La réussite apporte son flot de jalousie, d’envieux, et il fait bon de critiquer aujourd’hui la réussite de certains. Nombreux sont ceux qui hurlent et détestent ceux dont ils rêveraient pourtant de prendre la place. Non, gardons nous de ce vilain défaut : il ne s’agit pas ici de critiquer la fortune des uns.
De fait la critique du Fouquet’s, du yacht, de la rolex, et maintenant du prix du billet à 4 euros ne repose pas sur la seule notion de richesse mais sur celle de fracture. La fracture, c’est peut-être, le nom qui va le mieux au Président de la République et par extension à la plupart des politiques en France.
L’évolution des techniques et de la société s’est faite dans un sens de plus grande transparence avec de plus la disparition progressive de la sphère privée au profit de la sphère publique. Ce phénomène a été démultiplié par Nicolas Sarkozy alors ministre de l’intérieur , qui mettait en scène avec brio chaque instant de son existence au profit de sa politique. Désormais les moyens médiatiques permettent à chacun d’entre nous de savoir précisément que fait le président à quel moment.
Pourtant le politique n’est pas une star, un people dont on admire la fortune, le talent et la richesse. Le politique au contraire est admiré pour sa capacité à mener le destin collectif, à agir pour le bien de l’ensemble de ses administrés, pour son exemplarité, pour la compréhension des attentes d’une nation entière.
Ainsi parler de « Président du Peuple » relève d’un euphémisme grave, et la présidence Sarkozy aura contribué à révéler au grand jour la fracture qui sépare la base de ses élites car préciser du « peuple » c’est admettre qu’il a ou qu’il peut exister des présidents qui ne le soient pas… C’est donc évidemment un aveu d’échec affligeant, non pas d’un candidat spécifique, mais d’une classe dirigeante entière qui cherche désespérément à se légitimer.
L’accumulation des petites anecdotes montrent tout simplement que les politiques coupés des préoccupations quotidiennes de nombreux français sont incapables dès lors de répondre à leurs attentes. Pire encore ils les méconnaissent profondément tandis que les propos contestataires de tribuns autoproclamés dénoncent le système et attirent avec des propositions simplistes des électeurs déboussolés.

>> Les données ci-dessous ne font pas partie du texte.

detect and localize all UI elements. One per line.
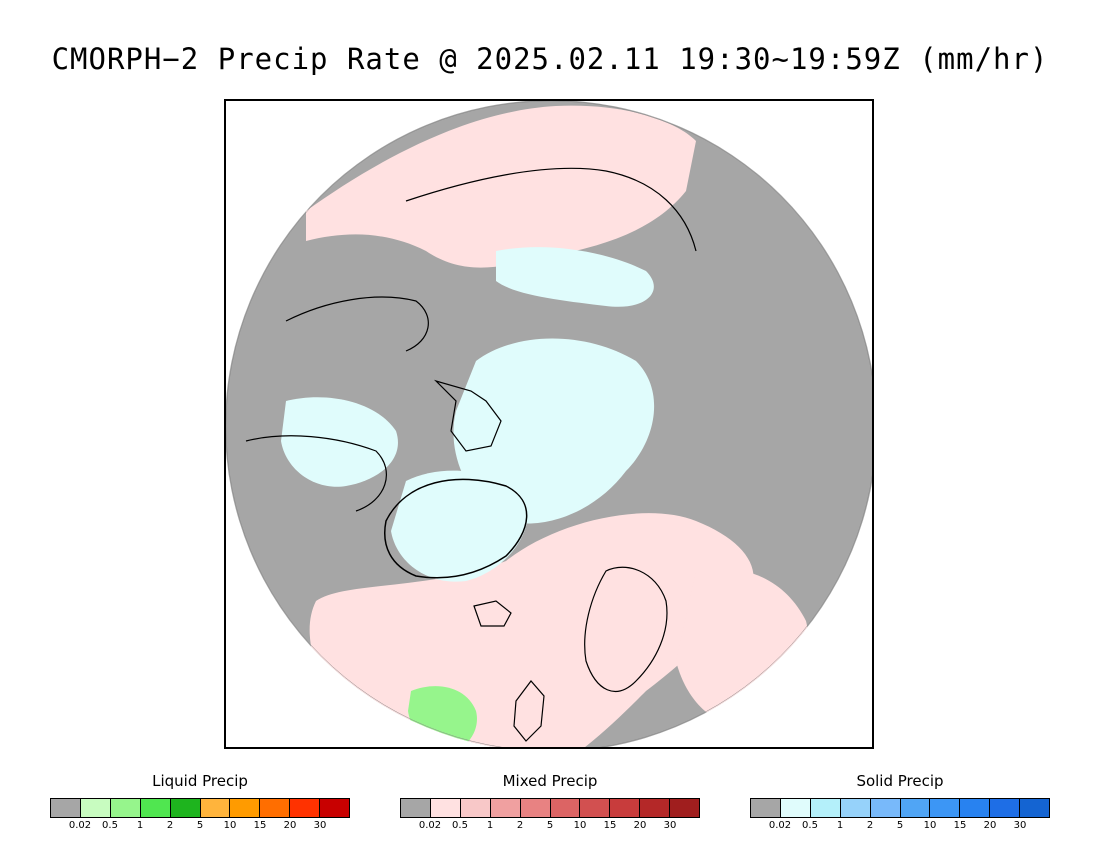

Concrètement cette fracture entre masse élective et classe dirigeante se traduit dans l’accumulation des privilèges des politiques. Non pas que ceux-ci soient injustifiés, ils sont aujourd’hui incompris, à tel point que le discours des extrêmes s’appuient sur la critique de ce qui semblerait être le gouvernement d’une minorité dans les intérêts de cette minorité. Dès lors lorsque le président passe ses vacances sur un yacht on voit d’un coup ressurgir la haine d’un appareil, d’un petit cercle de privilégiés : En effet il s’identifierait à l’élite par opposition au peuple qu’il est sensé représenter.
Il ne s’agit pas de dénigrer la compétence, ou la connaissance des membres éminents qui administrent le pays, mais plutôt la cohérence entre les principes et les actes. Il est étonnant de voir dans un pays que la population est aussi méfiante envers les politiques que les politiques envers elle. Aussi si beaucoup hurlent au complot ou à l’aristocratie, les autres rejettent d’un revers de la main toute démocratie directe par crainte du populisme.
La Fracture est profonde et grave car elle participe à un climat délétère de méfiance, jalousie et haine. Il n’existe pas non plus de solutions miracles, et il est facile de parier que cela ne changera pas en changeant de président. Non à vrai dire la faillite du système ne requiert pas un changement d’acteurs mais une nouvelle conception :
La déprofessionalisation du politique afin que celle-ci ne soit plus considérée comme un métier mais comme une vocation, cela signifie un principe de progressivité et de diminution des indemnités parlementaires, pour encourager la poursuite d’une activité professionnelle tout en permettant au plus modeste de participer à la vie publique ( on peut penser qu’un chef d’entreprise député par exemple recevrait moins d’indemnité qu’un employé député.). Le limite du cumul des mandats est en cela une piste intéressante aussi bien que la proposition de faire siéger au sénat des citoyens tirés au sort.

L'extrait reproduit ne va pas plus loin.